Remontaban lomas para luego descender a profundas hondonadas, como si tratasen de eludir la escrutadora mirada de las estrellas. Pero el coche siempre volvía a ascender, proyectando fugazmente la luz de sus faros hacia el cielo, rozando la menguante luna, apenas un trazo, ignorada, como un celeste retal cerca del horizonte.
Se produjo un súbito cambio en el sonido que llegaba del exterior, al adentrarse las ruedas por la arena y la grava que la nieve cubría. Había abandonado la larga autopista que comunica El Cairo con los oasis e iban a campo traviesa por un desolado paisaje. No se veían señales que pudieran orientar al conductor. Probablemente porque no las había. El coche cabeceaba y daba bandazos por el pedregal salpicado de matas, zarandeando a los pasajeros. El Papa apretó los dientes y se asió para no perder el equilibrio.
Llegaron a la boca de un desfiladero, a una garganta con paredes tan altas como las de una catedral. El conductor detuvo el vehículo y cerró el contacto. El silencio vibró en el paso, como si hubiesen pulsado una tensada cuerda, y se extinguió lentamente. El holandés miró hacia atrás.
—No se puede seguir en coche. Pero hay otro medio de transporte.
El conductor apagó y encendió los faros tres veces. Al cabo de unos segundos, se vio un haz que respondía a su señal desde la oscuridad. Transcurrieron varios minutos y luego apareció una tenue silueta en el haz de los faros, seguida de otras siluetas. Todos llevaban gruesas
galabiyyas
de invierno, con la capucha puesta y el rostro velado por las sombras. Iban montados en mulo y tirando de la brida de otro.
El padre Nualan se inclinó hacia delante, posando la mano en el hombro del holandés.
—¡Por el amor de Dios! —exclamó—. ¡No pretenderán que Su Santidad vaya en mulo! Desde luego no por un sitio así. Está imposibilitado. No puede…
El Papa posó suavemente la mano en el brazo de su secretario y movió la cabeza. El holandés ya se había vuelto y miraba fijamente al sacerdote. Con la tenue claridad que producían los faros, el rostro del holandés apenas se distinguía.
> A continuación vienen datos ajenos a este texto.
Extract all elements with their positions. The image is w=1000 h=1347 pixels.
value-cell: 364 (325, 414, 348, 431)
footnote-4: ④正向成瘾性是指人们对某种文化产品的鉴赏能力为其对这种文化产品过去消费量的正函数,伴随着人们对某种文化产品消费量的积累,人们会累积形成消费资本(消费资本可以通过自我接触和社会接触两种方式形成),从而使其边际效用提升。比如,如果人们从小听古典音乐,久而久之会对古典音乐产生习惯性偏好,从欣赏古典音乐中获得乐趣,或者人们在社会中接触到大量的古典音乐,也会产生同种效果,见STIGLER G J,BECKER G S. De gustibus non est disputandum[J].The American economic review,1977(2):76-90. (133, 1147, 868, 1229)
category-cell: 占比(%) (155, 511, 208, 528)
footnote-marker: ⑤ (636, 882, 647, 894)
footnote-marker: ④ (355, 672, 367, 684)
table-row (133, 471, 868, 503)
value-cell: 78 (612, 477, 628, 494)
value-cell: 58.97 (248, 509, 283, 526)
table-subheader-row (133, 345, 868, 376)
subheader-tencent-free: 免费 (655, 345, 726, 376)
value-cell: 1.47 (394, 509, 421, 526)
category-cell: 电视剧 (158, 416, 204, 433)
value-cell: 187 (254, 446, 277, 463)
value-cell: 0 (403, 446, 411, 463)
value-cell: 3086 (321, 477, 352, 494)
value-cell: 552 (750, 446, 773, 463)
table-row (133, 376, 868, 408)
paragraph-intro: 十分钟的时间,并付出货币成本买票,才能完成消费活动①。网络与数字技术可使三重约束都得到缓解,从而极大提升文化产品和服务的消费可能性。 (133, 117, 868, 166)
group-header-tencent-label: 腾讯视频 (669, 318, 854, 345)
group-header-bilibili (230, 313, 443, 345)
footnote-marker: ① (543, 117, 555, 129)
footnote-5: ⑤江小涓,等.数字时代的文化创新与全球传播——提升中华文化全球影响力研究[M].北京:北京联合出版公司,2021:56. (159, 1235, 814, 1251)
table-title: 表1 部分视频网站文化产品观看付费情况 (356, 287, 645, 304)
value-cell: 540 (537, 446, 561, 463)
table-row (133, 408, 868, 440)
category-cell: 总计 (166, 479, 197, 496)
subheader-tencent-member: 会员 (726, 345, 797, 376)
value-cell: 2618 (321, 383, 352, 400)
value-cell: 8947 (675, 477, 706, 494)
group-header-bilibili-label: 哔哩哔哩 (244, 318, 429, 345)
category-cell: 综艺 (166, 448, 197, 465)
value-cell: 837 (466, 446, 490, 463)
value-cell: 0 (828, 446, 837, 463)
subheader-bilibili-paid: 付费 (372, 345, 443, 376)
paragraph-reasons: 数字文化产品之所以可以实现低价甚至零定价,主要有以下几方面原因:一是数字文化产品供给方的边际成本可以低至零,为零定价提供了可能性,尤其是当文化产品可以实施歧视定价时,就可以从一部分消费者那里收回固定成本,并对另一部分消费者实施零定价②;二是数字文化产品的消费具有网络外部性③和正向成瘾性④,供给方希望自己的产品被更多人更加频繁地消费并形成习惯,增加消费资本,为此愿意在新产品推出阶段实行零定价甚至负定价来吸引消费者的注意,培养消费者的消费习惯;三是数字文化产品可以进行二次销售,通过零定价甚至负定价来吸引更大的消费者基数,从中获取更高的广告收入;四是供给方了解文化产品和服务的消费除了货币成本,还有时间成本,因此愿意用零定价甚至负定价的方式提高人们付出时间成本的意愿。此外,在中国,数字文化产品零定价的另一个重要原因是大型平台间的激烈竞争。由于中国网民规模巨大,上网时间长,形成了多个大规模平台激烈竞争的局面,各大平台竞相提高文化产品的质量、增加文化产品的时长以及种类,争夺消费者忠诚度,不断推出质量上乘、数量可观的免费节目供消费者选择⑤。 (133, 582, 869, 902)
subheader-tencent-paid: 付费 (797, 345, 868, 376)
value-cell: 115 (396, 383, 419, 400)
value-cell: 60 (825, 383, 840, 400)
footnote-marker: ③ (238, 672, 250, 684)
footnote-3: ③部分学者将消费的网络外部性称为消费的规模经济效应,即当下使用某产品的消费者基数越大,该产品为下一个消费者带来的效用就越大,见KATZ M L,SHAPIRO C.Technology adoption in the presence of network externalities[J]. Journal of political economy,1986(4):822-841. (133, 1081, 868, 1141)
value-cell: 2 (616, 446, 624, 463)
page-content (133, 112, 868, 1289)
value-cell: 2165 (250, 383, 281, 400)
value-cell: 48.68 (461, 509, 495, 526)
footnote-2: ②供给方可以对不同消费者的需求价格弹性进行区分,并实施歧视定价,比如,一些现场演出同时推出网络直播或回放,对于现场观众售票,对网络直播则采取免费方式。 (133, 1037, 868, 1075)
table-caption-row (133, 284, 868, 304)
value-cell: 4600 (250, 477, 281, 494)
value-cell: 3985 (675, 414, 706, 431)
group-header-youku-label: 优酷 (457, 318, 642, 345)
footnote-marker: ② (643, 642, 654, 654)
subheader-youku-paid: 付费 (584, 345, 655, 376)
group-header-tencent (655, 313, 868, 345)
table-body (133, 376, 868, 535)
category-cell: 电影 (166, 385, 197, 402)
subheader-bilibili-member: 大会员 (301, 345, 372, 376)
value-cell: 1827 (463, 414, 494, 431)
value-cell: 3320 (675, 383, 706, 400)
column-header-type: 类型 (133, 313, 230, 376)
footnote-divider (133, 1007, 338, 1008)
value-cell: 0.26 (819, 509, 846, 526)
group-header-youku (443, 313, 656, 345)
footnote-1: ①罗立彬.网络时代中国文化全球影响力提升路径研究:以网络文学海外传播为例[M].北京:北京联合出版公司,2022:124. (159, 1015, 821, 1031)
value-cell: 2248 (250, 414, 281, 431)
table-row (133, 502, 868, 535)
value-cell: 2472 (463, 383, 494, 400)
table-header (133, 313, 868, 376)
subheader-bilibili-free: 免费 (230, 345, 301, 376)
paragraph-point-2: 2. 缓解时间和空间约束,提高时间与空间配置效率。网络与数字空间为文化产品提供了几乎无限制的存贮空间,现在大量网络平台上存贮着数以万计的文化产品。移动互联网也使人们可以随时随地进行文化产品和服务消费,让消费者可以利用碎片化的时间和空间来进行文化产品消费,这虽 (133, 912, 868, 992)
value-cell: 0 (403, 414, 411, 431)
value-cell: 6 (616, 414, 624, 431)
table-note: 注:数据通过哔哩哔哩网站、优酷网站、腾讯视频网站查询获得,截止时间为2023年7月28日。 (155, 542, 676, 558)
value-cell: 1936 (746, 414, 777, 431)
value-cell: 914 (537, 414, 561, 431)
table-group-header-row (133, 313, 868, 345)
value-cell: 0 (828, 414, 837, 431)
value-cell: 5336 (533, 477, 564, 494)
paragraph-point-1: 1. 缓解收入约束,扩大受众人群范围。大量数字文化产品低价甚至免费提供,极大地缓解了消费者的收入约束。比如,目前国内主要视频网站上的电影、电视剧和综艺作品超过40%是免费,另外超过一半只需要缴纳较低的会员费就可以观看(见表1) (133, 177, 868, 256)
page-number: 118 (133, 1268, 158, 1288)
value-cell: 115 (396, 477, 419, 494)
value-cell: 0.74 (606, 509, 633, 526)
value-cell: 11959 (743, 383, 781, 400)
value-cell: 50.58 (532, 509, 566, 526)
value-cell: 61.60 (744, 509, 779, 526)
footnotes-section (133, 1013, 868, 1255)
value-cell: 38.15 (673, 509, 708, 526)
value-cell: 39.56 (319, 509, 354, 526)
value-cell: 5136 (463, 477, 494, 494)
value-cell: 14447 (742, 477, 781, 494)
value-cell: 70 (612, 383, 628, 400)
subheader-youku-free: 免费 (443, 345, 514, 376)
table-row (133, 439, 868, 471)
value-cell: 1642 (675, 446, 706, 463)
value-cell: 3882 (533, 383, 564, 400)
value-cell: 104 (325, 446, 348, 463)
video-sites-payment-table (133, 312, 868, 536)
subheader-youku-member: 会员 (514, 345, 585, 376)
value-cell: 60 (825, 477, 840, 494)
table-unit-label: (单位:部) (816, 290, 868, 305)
Su voz era queda, casi inaudible.
—Padre —replicó el holandés—, permítame que le aclare cuál es su situación aquí. Esto no es el Vaticano. Éste no es un país cristiano. Se le ha permitido a usted acompañar a esta persona porque, tal como ha dicho, está imposibilitado y necesita un acompañante. Pero ahora su presencia no es imprescindible. Estos hombres le devolverán a El Cairo. Podrá aguardar en el aeropuerto a su amo.